Published On: jeu, Déc 13th, 2018

Condor: signature au Caire de quatre accords de commercialisation

Le groupe algérien Condor a signé au Caire des accords avec quatre entreprises égyptiennes pour la commercialisation de ses produits sur le marché égyptien ainsi que dans d’autres pays du Moyen-Orient.

La cérémonie de signature s’est tenue en marge de la 1ère Foire commerciale inter-africaine (IATF-2018) qui se tient du 11 au 17 décembre dans la capitale égyptienne.

Les documents ont été signés par le P-dg de Condor, Abdelmalek Benhamadi, et les représentants des sociétés égyptiennes “Rajamec”, “Fresh”, “Speed Tech” et “PDC”, en présence du ministre du Commerce, Said Djellab, et de l’ambassadeur d’Algérie en Egypte, Nadir Larbaoui.

Les accords signés avec les entreprises égyptiennes “Ramajec” et “Fresh” portent sur la distribution en Egypte des produits électroménagers fabriqués par Condor (machines à laver et réfrigérateurs essentiellement).

Quant aux contrats conclus avec les sociétés “Speed Tech” et “PDC”, ils portent sur la commercialisation des téléphones mobiles de Condor non seulement en Egypte mais aussi dans les autres pays de la région du Moyen-Orient.


Dans sa déclaration à la presse, le P-dg de Condor a indiqué que la signature de ces accords s’inscrivait dans le cadre des ambitions de son groupe d’acquérir au moins 10% de parts du marché égyptien à l’horizon 2022.

Pour rappel, 38 entreprises algériennes prennent part à la 1ère Foire du commerce intra-africain organisée par la Banque africaine d’import-export (Afreximbank) en collaboration avec l’Union africaine (UA).

Cette foire a pour but de stimuler le commerce intra-africain et soutenir la mise en œuvre de la Zone de libre-échange continentale africaine (ZLECA) dont l’accord avait été signé en mars 2018 par 44 chefs d’Etat et de gouvernement africains lors du sommet extraordinaire de l’UA à Kigali (Rwanda).

La décision d’établir la ZLECA avait été adoptée en 2012 lors de la 18ème session ordinaire de l’Assemblée des chefs d’Etats et de gouvernement de l’UA, tandis que les négociations sur la ZLECA au sein de l’UA avaient débuté en 2015. Cette zone a pour but de constituer un marché unique pour les biens et services au niveau du continent en assurant la libre-circulation des activités et des investissements.

Ce qui devrait permettre, selon l’UA, d’accélérer la mise en place de l’Union douanière africaine. Première du genre à l’échelle africaine, l’IATF est une manifestation qui fournit une plateforme de partage et d’échange d’informations sur le commerce, l’investissement et le marché en vue de permettre aux clients, aux fournisseurs et aux pays africains de se joindre, de discuter et de conclure des accords commerciaux.
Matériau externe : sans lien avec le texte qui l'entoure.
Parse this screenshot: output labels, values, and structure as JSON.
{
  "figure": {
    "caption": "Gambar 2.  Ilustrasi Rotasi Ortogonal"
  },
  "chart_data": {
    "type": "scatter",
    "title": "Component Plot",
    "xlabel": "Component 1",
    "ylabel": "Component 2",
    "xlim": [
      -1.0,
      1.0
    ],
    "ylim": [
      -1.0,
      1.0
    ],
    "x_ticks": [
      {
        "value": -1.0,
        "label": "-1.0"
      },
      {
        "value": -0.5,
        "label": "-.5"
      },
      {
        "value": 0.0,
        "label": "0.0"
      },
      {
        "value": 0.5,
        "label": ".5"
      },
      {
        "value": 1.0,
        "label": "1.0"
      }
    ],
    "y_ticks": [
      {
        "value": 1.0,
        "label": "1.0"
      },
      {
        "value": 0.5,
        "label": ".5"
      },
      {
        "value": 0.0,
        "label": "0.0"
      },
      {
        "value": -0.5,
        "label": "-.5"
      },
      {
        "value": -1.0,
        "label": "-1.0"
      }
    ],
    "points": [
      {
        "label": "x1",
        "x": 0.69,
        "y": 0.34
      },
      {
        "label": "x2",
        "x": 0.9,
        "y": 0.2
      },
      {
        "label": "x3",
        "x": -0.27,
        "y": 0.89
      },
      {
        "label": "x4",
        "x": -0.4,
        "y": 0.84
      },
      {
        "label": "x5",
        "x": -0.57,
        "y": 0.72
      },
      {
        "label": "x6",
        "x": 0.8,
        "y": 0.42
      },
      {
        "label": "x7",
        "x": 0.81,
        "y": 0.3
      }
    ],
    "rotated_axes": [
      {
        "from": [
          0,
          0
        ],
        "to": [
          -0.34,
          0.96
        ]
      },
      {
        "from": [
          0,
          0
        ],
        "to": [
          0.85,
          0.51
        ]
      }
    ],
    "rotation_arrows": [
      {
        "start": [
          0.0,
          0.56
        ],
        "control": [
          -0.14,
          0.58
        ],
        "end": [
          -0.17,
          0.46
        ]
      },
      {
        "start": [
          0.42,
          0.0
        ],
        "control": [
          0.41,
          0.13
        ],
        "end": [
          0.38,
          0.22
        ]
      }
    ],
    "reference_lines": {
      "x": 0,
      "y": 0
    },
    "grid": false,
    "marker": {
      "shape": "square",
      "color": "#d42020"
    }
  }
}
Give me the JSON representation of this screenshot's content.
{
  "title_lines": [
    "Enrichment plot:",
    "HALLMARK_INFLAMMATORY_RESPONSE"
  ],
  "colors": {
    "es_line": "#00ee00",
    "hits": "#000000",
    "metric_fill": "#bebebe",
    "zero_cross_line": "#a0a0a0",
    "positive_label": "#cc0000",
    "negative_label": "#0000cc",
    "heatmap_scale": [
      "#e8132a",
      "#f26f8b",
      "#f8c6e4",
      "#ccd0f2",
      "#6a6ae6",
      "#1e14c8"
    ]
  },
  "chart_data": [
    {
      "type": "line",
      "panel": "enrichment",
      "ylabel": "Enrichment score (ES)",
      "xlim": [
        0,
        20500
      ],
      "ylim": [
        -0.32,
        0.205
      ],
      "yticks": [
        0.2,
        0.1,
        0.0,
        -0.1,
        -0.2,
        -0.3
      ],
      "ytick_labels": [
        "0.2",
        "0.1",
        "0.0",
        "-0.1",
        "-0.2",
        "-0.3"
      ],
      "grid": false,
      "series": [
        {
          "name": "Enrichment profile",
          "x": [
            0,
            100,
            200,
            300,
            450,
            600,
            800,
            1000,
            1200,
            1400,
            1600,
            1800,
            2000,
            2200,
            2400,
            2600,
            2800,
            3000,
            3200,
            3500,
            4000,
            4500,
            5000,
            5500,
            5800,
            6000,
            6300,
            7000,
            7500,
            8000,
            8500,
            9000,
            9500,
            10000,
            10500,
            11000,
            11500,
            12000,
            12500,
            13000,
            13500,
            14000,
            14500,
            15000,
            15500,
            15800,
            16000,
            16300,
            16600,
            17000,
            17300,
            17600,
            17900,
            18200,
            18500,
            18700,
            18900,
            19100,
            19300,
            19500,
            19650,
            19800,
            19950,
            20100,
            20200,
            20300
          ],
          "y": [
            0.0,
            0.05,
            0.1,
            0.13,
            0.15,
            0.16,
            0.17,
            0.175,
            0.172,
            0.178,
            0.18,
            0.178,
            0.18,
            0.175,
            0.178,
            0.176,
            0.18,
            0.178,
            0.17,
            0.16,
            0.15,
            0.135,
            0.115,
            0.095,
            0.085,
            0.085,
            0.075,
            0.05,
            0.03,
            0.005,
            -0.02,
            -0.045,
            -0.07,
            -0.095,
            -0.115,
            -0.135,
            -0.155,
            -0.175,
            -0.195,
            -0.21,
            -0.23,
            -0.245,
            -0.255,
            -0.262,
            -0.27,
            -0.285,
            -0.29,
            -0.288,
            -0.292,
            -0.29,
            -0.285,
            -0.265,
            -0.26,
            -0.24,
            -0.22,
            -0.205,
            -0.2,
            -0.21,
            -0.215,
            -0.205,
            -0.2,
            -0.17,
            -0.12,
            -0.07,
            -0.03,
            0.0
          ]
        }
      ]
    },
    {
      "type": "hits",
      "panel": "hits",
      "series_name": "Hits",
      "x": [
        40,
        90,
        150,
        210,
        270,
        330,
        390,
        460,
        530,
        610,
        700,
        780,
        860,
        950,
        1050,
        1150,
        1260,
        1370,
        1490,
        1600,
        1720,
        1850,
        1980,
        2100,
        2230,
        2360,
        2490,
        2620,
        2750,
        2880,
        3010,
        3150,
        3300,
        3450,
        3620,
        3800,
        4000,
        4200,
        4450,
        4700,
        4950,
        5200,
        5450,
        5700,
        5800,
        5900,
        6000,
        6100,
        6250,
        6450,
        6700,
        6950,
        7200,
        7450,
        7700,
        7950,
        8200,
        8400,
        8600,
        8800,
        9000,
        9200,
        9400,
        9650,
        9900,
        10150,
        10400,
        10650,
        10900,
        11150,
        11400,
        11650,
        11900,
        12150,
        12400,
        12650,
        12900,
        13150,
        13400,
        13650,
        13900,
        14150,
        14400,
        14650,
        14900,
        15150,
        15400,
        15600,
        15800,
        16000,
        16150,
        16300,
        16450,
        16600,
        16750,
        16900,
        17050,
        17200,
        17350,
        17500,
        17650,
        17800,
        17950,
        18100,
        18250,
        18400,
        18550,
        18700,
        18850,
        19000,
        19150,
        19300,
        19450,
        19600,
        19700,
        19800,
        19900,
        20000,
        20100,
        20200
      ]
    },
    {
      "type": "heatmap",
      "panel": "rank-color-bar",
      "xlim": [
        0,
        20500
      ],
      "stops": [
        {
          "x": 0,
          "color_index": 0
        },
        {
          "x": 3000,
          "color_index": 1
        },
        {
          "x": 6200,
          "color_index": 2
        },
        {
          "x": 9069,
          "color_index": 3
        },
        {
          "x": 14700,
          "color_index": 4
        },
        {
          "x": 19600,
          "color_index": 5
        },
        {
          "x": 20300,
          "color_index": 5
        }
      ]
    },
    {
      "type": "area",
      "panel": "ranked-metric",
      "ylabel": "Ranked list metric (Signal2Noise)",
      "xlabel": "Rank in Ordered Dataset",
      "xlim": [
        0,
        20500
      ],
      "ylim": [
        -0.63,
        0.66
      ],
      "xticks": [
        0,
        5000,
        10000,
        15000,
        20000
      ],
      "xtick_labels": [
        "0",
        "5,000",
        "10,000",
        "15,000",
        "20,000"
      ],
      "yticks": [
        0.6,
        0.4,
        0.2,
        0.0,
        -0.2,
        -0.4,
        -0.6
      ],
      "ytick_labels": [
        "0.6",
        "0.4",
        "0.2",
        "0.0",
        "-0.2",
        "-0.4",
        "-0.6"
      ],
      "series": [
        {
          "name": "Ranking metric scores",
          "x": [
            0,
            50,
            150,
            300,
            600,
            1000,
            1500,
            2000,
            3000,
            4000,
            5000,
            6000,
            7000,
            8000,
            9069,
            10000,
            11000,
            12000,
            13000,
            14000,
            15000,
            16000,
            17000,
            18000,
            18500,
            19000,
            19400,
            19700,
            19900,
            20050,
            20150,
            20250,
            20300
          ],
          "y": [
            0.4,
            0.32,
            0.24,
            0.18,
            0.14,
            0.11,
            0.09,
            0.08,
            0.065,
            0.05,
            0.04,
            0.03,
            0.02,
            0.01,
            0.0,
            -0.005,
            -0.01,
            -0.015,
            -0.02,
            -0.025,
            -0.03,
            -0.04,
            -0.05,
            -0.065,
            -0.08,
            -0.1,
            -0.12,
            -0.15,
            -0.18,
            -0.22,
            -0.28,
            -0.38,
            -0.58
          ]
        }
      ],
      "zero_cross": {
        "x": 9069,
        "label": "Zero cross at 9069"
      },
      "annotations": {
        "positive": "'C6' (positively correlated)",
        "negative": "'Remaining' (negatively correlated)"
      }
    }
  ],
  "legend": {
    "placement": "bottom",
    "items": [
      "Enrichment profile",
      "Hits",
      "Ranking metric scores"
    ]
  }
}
Elle représente un effort de collaboration important entre l’UA et l’Afreximbank et constitue une étape importante vers la réalisation des objectifs de la ZLECA laquelle s’étendra sur un marché unique d’une population africaine de plus d’un (1) milliard de personnes.

Une analyse de l’Afreximbank montre que l’une des raisons pour lesquelles le commerce intra-africain est faible, aux environs de 15%, contre 59% en Europe, 51% en Asie et 37% en Amérique du Nord, réside dans le déficit d’accès à l’information sur le commerce et le marché du continent.

 


Parmi les initiatives proposées pour relever ce défi, l’Afreximbank a décidé d’organiser cette Foire commerciale intra-africaine tous les deux ans afin de fournir des informations sur le marché et le commerce et servir de contact entre les différents acteurs du commerce africain.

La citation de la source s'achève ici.